Because I found that there are still friends who came to ask me about the basic division of majors, I translated this popular science article.
User Interface (UI, User Interface) design is one of several interdisciplinary disciplines involved in designing software products, whether it is User Experience (UX, User Experience), Interaction Design (ID, Interaction Design) or Visual/Graphic Design (Visual / Graphic Design), can all involve user interface design.
1. What is User Interface Design?
Broadly speaking, the user interface is the medium of communication between humans and machines. The user sends an instruction to the machine, and the machine immediately starts a process, responds to information, and gives feedback. The user can make a decision on the next operation based on the user feedback.
Human-computer interaction (HCI, Human Computer Interaciton) is mainly concerned with digital interfaces, that is, punching machines in the past, command lines, and graphical interfaces (GUI, Graphic Design) today.
User interface design for digital products is mainly b2b data concerned with the layout, information structure, and display of interface elements on display screens and various terminal platforms, including video game and TV interfaces.
A Xerox 8010 information system from 1981 (Credit: DigiBarn, cropped)
User interface designers create designs that meet user needs based on design principles, rather than simply providing technical solutions. In this process, it is often necessary to balance user functional requirements and display effects (determined by brand positioning and visual design).
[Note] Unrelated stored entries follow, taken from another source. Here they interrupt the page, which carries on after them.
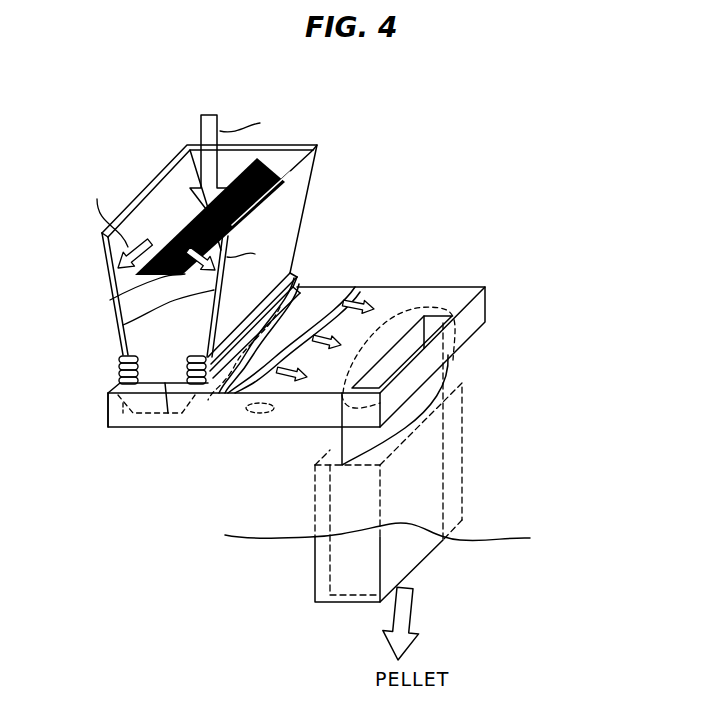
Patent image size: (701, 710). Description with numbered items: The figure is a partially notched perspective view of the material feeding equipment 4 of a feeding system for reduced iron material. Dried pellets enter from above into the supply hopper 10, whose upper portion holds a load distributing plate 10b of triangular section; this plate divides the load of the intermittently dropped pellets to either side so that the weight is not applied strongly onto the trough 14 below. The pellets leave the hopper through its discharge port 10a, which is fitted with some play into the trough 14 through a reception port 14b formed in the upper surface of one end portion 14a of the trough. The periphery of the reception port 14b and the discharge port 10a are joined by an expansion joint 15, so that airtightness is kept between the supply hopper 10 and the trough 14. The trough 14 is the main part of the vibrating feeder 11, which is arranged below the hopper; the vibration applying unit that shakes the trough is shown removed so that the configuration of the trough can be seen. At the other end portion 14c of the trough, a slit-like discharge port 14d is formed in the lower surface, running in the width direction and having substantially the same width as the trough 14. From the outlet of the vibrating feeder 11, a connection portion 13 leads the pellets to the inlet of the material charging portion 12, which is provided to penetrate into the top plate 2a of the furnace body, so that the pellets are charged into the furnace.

The material feeding equipment 4 is at (508, 155).
The supply hopper 10 is at (106, 250).
The discharge port 10a is at (137, 433).
The load distributing plate 10b is at (110, 300).
The vibrating feeder 11 is at (226, 454).
The material charging portion 12 is at (478, 492).
The connection portion 13 is at (466, 357).
The trough 14 is at (497, 280).
The one end portion of the trough 14a is at (138, 440).
The reception port 14b is at (166, 383).
The other end portion of the trough 14c is at (463, 287).
The slit-like discharge port 14d is at (420, 318).
The expansion joint 15 is at (118, 372).
The top plate 2a is at (270, 517).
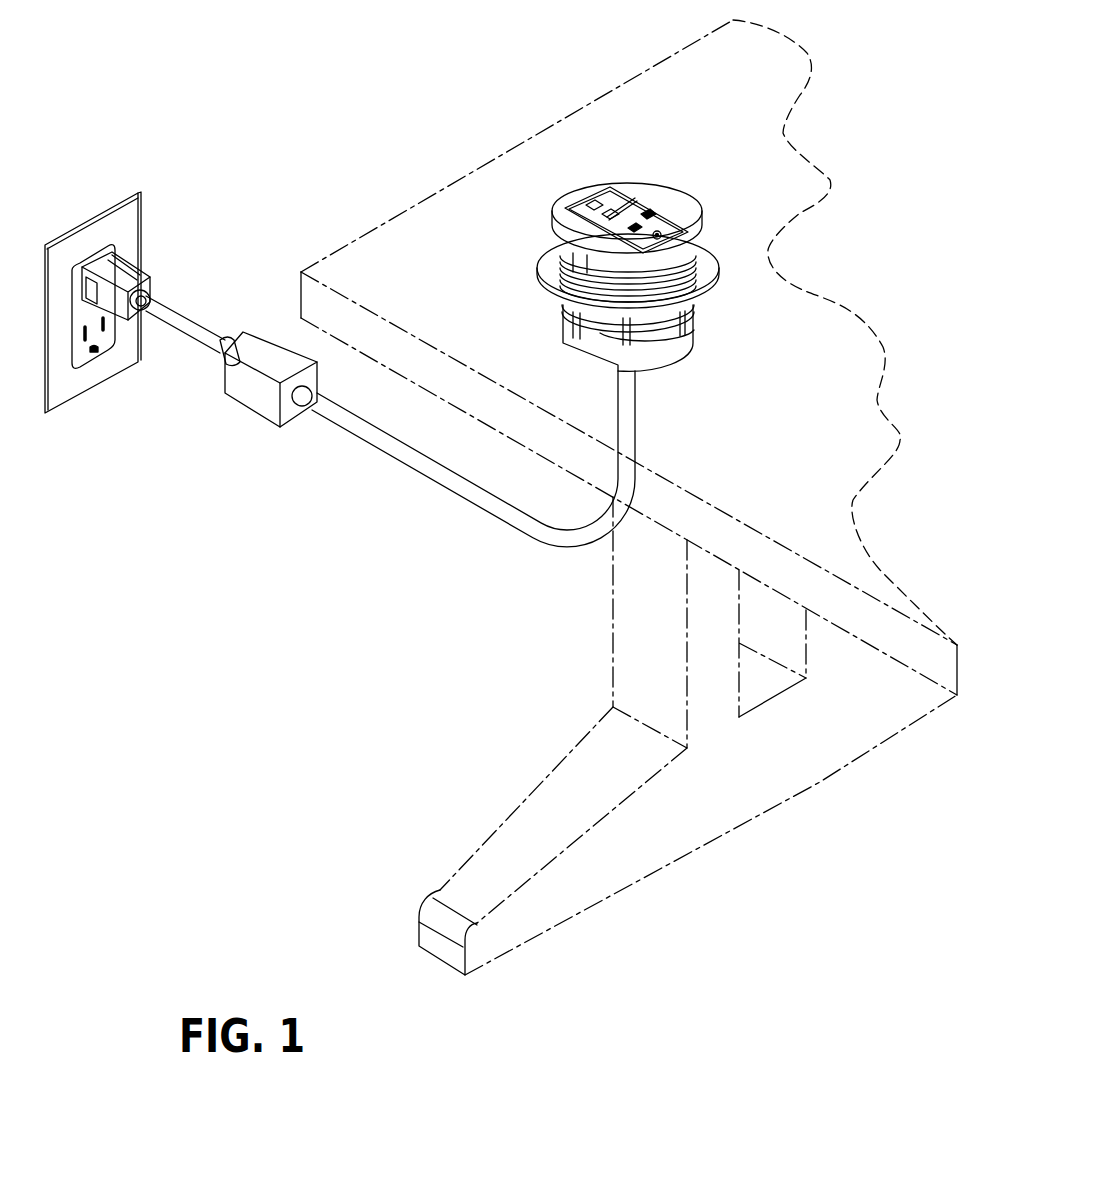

B2B Dashboard User Interface Design
Good user interface design utilizes a clear, unified visual hierarchy and content structure to guide users through tasks and reduce unnecessary content and elements.
A great user interface conveys information through real-world symbolic metaphors - such as: buttons, volume sliders, calendars, floppy-style save icons, and more.
The elements of the user interface mainly include:
Input: Allows users to make selections or enter information, including interactive components such as checkboxes, radio buttons, drop-down boxes, and text fields.
Navigation: Components for selecting destinations and filtering information, including drop-down menus, scroll bars, breadcrumbs, tabs, and pagination.
Information: Interactive elements that provide feedback to the user, including icons, text, media, progress bars, and prompts.
Image credit: Thrive
Effective designers refer to good design examples, design conventions, standards, and usability principles to ensure interface solutions meet user needs.
Among the most important design principles include:
Unified interface elements allow users to quickly familiarize themselves with and master the usage;
Clear element hierarchy and page structure allow users to see the most important content at a glance;
Use styles such as colors and fonts to indicate to the user the priority and role of elements;
Provide feedback when sending system status changes, errors, and user actions, so that users can understand the process and make next-step decisions;
Understand user preferences and demand priorities to make the operation process smoother and more natural;
Use white space and reasonable layout to make the interface clearer and easier to understand.
Plant watering app, image credit: Tubik
The difference between user interface design and experience design
It’s easy to confuse user interface design and user experience design. Although the two overlap, they each have very different skill requirements.
User experience design focuses on the overall structure and function of the product, as well as the user experience. Compared with interface designers, experience designers focus on organizing content through information architecture and making solution decisions through user research, task testing, and business analysis.
Take the account creation and ordering process of e-commerce as an example: Experience designers use methods such as user flow, experience maps, low-fidelity wireframes, and interactive prototypes, and use user testing to validate and optimize design concepts.
Apple Watch prototype animation, image credit: Alex Dovhyi
Third, the comparison of user interface design and experience design
Interfaces aren’t the real solution to a product, and interface design is often a big part of an experience designer’s job, but it’s not the whole story. You can understand it this way: if the user experience is a consumable, then the user interface is a tool (a tool that uses the consumable).
User experience design is a multi-step design strategy process whose goal is to create products that are attractive, easy to use, and easy to understand. Through the process of UX design, we can get the right user interface solution.
User Experience (UX) vs User Experience (UI) Image Credit: Shane Rounce
4. What does a user interface designer do?
User interface designers create product interface solutions that are closer to the final form on the basis of wireframes provided by user experience designers. They need to follow the information hierarchy and priorities expressed by the experience wireframes, and apply logically unified visual and interaction rules to the entire product.
E-commerce interface concept design, image source: Remco Bakker
The responsibilities of a user interface designer include visual hierarchy, composition, spacing, visual weight for alignment, headings, and text, rules for using components (buttons, forms, etc.), as well as color specifications and logos.
Since more and more user interfaces today involve dynamic interactions and transitions, not just simple static pages, interface designers will also need to work with motion and interaction designers to optimize the basics provided by user experience designers. Interaction concept.
User interface design also includes the work of data visualization and information design, which can help users quickly understand complex data through simple information presentation.
Jewelry e-commerce concept design, image source: Tubik
The user interface designer provides the final high-fidelity prototype of the page to the program developer. As mentioned above, the user interface design sometimes overlaps with the user experience design. In fact, it can also involve front-end development, especially in the establishment of front-end component libraries, and page templates.